The Mind Set Of A Day Care Provider
An Article Written by Janet K. Irwin

The mind set of a day care provider is influenced by many factors. It includes the following but is not limited to this list.
  • Their family structure while growing up
  • Their educational background
  • Their family structure while they are providing care and any changes that occur while they are providing care
  • The environment in which they provide the care
  • The ages and sex of the children in their day care program
  • The family structure of the families of the children in their day care program
  • The climate in their neighborhood with regard to how the neighbors feel about a program in their midst
  • The attitude of their spouse concerning the day care program
  • The attitude of their children concerning the day care program
  • Their own feeling of self worth
  • The ability of the provider to interact with other day care provides
  • The ability of the provider to have a positive relationship with the licensing agency
  • The ability of the provider to have a positive relationship with a resource and referral agency
  • The opportunity for the provider to be involved in a support group for providers or a local or state association
  • The connections that the provider has within their community i.e.. the school, the library, the nursery schools, other providers, the health dept.
Looking at this list, it is easy to see that occasionally or even on a daily basis a provider is pulled in many different directions.

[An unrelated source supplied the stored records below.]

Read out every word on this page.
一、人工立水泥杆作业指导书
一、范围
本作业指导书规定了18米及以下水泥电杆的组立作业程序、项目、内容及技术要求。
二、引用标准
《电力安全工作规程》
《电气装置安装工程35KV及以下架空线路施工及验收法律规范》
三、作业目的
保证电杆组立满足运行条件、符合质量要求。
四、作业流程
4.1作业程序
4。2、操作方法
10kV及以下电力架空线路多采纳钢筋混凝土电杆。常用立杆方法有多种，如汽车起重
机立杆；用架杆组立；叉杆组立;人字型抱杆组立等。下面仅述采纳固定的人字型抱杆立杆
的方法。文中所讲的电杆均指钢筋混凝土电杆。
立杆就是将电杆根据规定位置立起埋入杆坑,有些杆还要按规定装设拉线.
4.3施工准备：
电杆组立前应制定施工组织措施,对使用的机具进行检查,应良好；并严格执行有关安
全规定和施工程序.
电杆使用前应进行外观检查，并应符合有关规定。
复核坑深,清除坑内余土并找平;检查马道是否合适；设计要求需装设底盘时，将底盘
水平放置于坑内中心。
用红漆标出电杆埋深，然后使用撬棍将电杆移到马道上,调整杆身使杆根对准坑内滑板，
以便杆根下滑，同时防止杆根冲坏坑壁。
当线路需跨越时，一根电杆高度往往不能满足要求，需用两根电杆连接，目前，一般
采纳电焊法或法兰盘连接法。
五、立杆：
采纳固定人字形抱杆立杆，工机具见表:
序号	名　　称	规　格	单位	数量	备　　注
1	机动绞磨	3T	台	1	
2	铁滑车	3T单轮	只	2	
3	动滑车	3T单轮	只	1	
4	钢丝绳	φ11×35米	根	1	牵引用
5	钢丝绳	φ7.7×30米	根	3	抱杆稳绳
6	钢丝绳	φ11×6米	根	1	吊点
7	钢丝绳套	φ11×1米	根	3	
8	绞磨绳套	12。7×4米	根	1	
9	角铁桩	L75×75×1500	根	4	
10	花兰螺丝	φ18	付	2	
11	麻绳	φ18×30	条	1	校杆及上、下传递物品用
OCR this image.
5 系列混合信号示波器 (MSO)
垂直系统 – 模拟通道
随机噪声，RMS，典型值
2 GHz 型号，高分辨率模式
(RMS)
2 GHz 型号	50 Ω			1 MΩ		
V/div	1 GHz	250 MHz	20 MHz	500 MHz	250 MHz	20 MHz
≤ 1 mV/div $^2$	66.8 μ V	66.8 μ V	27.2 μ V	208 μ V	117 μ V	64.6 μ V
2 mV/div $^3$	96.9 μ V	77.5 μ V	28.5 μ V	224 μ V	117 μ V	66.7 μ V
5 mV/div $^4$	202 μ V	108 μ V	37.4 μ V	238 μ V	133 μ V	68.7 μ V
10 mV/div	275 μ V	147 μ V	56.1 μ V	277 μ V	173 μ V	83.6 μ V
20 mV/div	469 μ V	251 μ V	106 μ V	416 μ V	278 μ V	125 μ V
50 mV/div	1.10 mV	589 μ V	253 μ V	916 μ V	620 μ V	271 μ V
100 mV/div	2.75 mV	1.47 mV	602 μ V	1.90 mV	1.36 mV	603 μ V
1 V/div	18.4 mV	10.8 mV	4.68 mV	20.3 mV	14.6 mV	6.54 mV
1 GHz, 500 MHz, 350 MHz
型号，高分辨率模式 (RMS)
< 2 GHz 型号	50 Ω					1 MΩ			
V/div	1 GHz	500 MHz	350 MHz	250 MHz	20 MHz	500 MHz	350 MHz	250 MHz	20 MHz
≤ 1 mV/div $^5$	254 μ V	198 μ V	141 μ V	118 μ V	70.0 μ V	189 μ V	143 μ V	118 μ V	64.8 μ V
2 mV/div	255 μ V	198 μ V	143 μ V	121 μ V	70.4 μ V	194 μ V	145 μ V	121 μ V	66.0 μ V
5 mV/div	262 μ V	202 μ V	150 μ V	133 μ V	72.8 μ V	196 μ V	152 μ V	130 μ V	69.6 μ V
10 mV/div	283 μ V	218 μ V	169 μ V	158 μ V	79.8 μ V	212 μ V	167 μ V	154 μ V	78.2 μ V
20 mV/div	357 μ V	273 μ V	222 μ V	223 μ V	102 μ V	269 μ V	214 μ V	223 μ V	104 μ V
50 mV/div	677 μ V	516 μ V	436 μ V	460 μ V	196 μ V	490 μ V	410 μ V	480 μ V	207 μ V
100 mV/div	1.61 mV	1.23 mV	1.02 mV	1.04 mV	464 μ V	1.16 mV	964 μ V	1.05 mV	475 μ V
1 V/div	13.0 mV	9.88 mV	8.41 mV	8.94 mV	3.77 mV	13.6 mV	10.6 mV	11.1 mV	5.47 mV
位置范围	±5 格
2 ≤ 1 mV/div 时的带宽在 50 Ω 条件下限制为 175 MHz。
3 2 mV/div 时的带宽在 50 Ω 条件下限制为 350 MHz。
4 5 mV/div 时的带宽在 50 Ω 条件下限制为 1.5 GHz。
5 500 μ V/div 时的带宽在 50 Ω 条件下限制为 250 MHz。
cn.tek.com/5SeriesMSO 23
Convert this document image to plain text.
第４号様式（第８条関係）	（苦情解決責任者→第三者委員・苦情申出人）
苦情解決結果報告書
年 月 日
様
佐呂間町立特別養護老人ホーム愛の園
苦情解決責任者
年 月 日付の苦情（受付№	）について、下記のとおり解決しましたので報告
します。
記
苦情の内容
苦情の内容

It may be from their own family, the children they care for, the parents of these children, the licensing agency, their food program vendor or any number of other forces. Some of this is well within their control and some of it is beyond their control.

We must understand that there comes a point that we must draw a line. We must learn to put the needs of ourselves and our families and our businesses first. Yes, we have parents and children who depend on us. We must be sure though that we do not allow them to be so dependent on us that we become enablers of behavior that is unacceptable. We must find ways to be sure that the parents actually do the parenting and that the children are just that, "children".

We cannot constantly make allowances and changes in our policies that disrupt our family schedules and time. Our families already make great sacrifices because of the nature of our business. We should not be afraid to do what is necessary in the business in order for our families to function well. When we actually do these things we find a hidden respect for ourselves and from the families we serve. If you are not finding respect from the families you are providing a service for you may need to rethink providing services for them. Mutual respect is a two way street. Without this respect you cannot and will not have a positive relationship with the child or the parent.

Please take time to think about the list and how it impacts you and your family and your program. We provide a service that has become necessary for many families. It is not a luxury for many but a definite need to survive in today's world. For others it is an avenue to pursue further wealth. The perceived need on our part should not be something we are concerned with. Our concern should be to provide the best care for each child presented to us. When we get caught up in the perceived need we and our families suffer.

In closing please take some time to look at the list in this article and think how each of these things impacts our ability to go about our daily rounds of providing care and then the after hours needs placed on us by our families. This thing that we do, this all encompassing thing that we do in providing child caring services is not a state secret. It is something that needs to be nurtured and contemplated and shared with each other. We need to be here for each other, but first we need to be here for ourselves and our families.